If ratified, the new bill will go into effect in October, but agencies won’t be required to come up with a model policy of best use (which would identify, with specificity, when weaponised drones should be deployed) until January of next year. This provision is particularly concerning, effectively allowing police to shoot first and ask questions later. Officers are encouraged to have training before they use the drones, but the bill permits officers to obtain specialised training up to 30 days after use. David McGuire, executive director of the state ACLU, told Gizmodo that’s beside the point.

“This is such a novel and misguided idea that there is no training for this,” McGuire said. “Weaponised drones are not used for local law enforcement, they’re used by the military.”

Kissel used the example of rogue shooters, but it remains unclear exactly what type of incident would require tear gas versus lethal force. In Texas, for example, police used a robot armed with a bomb to kill a sniper who fatally shot five police officers during a Black Lives Matter protest. Dallas Police Chief David Brown told press that his department “saw no other option” given the threat to officers. McGuire worries that relying too heavily on technology distances officers from the people they’re trying to protect.

“We worry that it becomes almost video game-like, in that the officer is now potentially hundreds of feet removed from the person they’re interacting with,” he said. “And instead of pulling a trigger on a Taser or a gun, they’re pressing a button the screen.”

According to McGuire, when speaking with officers one-on-one, he doesn’t get the sense that they feel either overwhelmed or ill-equipped to police people without drone assistance. “We’ve seen nothing that necessitates this,” he said.

Police drones in the US aren’t exactly new. In 2015, North Dakota passed a bill allowing police to use armed drones, but, unlike Connecticut, limited them to “less lethal” weapons like rubber bullets and tear gas. A 2014 report from the Physicians for Human Rights and International Network of Civil Liberties Organisations, however, found that tear gas and rubber bullets can still be lethal, particularly when used against crowds. McGuire told Gizmodo that the media has reported 18 deaths via non-lethal Taser guns in Connecticut alone. There’s no measure in the Connecticut bill that prevents the use of lethal drones against crowds or protestors, merely requiring police to suspect a serious crime is being committed first.

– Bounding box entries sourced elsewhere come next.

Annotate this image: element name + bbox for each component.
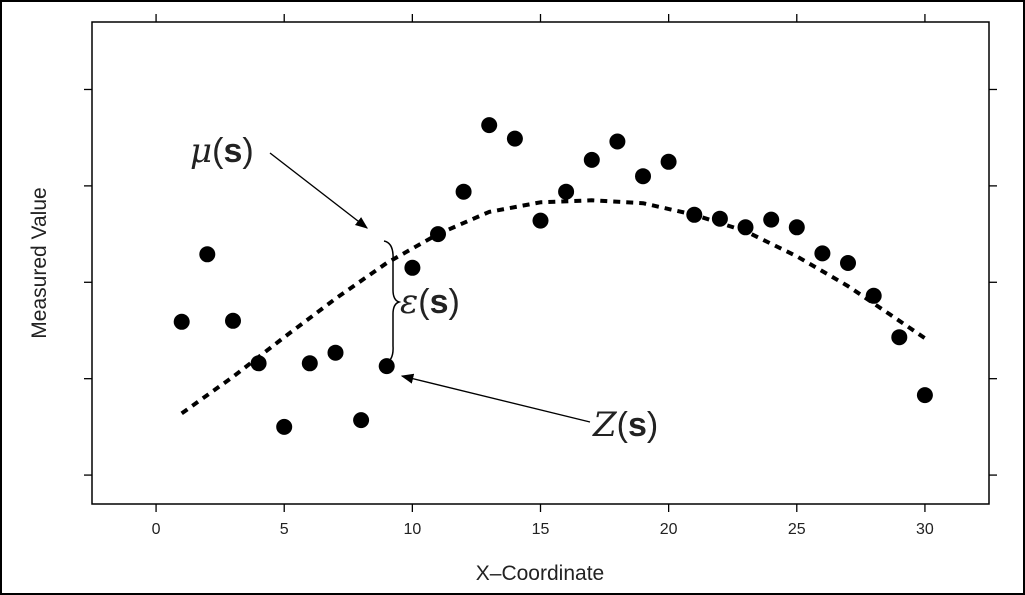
- annotation-z-label: Z(s): [592, 405, 658, 445]
- x-tick-label: 30: [916, 521, 934, 538]
- data-points-layer: [173, 117, 933, 435]
- data-point: [686, 206, 703, 223]
- y-axis-title: Measured Value: [28, 187, 51, 338]
- data-point: [814, 245, 831, 262]
- data-point: [763, 211, 780, 228]
- x-axis-title: X–Coordinate: [476, 562, 604, 585]
- data-point: [173, 313, 190, 330]
- annotation-eps-label: ε(s): [400, 282, 460, 322]
- trend-line-mu: [180, 198, 927, 416]
- x-tick-label: 15: [532, 521, 550, 538]
- x-tick-label: 20: [660, 521, 678, 538]
- data-point: [840, 255, 856, 271]
- annotation-eps-brace: [383, 240, 402, 365]
- x-tick-label: 25: [788, 521, 806, 538]
- data-point: [301, 355, 318, 372]
- data-point: [711, 210, 728, 227]
- data-point: [916, 387, 933, 404]
- data-point: [558, 183, 575, 200]
- trend-line-layer: [180, 198, 927, 416]
- data-point: [635, 168, 651, 185]
- x-tick-label: 10: [403, 521, 421, 538]
- x-tick-label: 0: [152, 521, 161, 538]
- data-point: [455, 183, 472, 200]
- data-point: [199, 246, 216, 263]
- data-point: [865, 287, 882, 304]
- data-point: [891, 329, 908, 346]
- data-point: [609, 133, 626, 150]
- annotations-layer: μ(s) ε(s) Z(s): [190, 131, 658, 445]
- axes: 0 5 10 15 20 25 30: [84, 14, 997, 538]
- data-point: [276, 418, 293, 435]
- data-point: [404, 259, 421, 276]
- data-point: [250, 355, 267, 372]
- data-point: [737, 219, 754, 236]
- annotation-z-arrow: [400, 373, 591, 423]
- data-point: [788, 219, 805, 236]
- data-point: [660, 153, 677, 170]
- data-point: [430, 226, 446, 243]
- data-point: [378, 358, 395, 375]
- data-point: [225, 312, 241, 329]
- annotation-mu-label: μ(s): [190, 131, 254, 171]
- x-tick-label: 5: [280, 521, 289, 538]
- data-point: [353, 412, 370, 429]
- annotation-mu-arrow: [269, 152, 368, 229]
- data-point: [327, 344, 344, 361]
- data-point: [583, 151, 600, 168]
- data-point: [532, 212, 549, 229]
- data-point: [481, 117, 498, 134]
- data-point: [506, 130, 523, 147]
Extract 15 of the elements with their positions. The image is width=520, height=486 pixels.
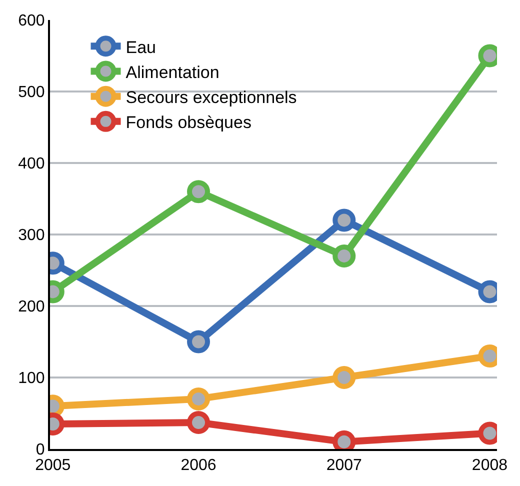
y-tick-label: 300: [18, 227, 45, 244]
x-tick-label: 2005: [35, 457, 71, 474]
y-tick-label: 200: [18, 298, 45, 316]
x-tick-label: 2007: [326, 457, 362, 474]
x-tick-label: 2008: [472, 457, 508, 474]
y-tick-label: 100: [18, 370, 45, 388]
legend-label: Fonds obsèques: [126, 113, 252, 132]
y-tick-label: 600: [18, 12, 45, 30]
x-tick-label: 2006: [180, 457, 216, 474]
legend-label: Alimentation: [126, 62, 220, 82]
y-tick-label: 0: [36, 442, 45, 459]
legend-label: Secours exceptionnels: [126, 88, 297, 107]
legend-label: Eau: [126, 38, 156, 57]
y-tick-label: 400: [18, 156, 45, 173]
y-tick-label: 500: [18, 84, 45, 102]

When it comes to civilian drones, on the other hand, police have framed their presence at demonstrations as risk to public safety. Last December, protesters rallying against the Dakota Access Pipeline used aerial drones to record footage of officers using water canons to disperse protesters. The US Federal Aviation Administration blocked drone usage overnight, preventing journalists from recording footage. A similar ban was issued in 2014 in Ferguson in response to protests following the murder of Michael Brown.

Whether the bill becomes law or not, officers already have a vast technical array of tools for policing — from drone surveillance to biometric profiles, massive face recognition programs, and predictive policing — meaning the issues surrounding “cyborg” police officers (and the attempts by civil libertarians to rein them) aren’t going anywhere soon.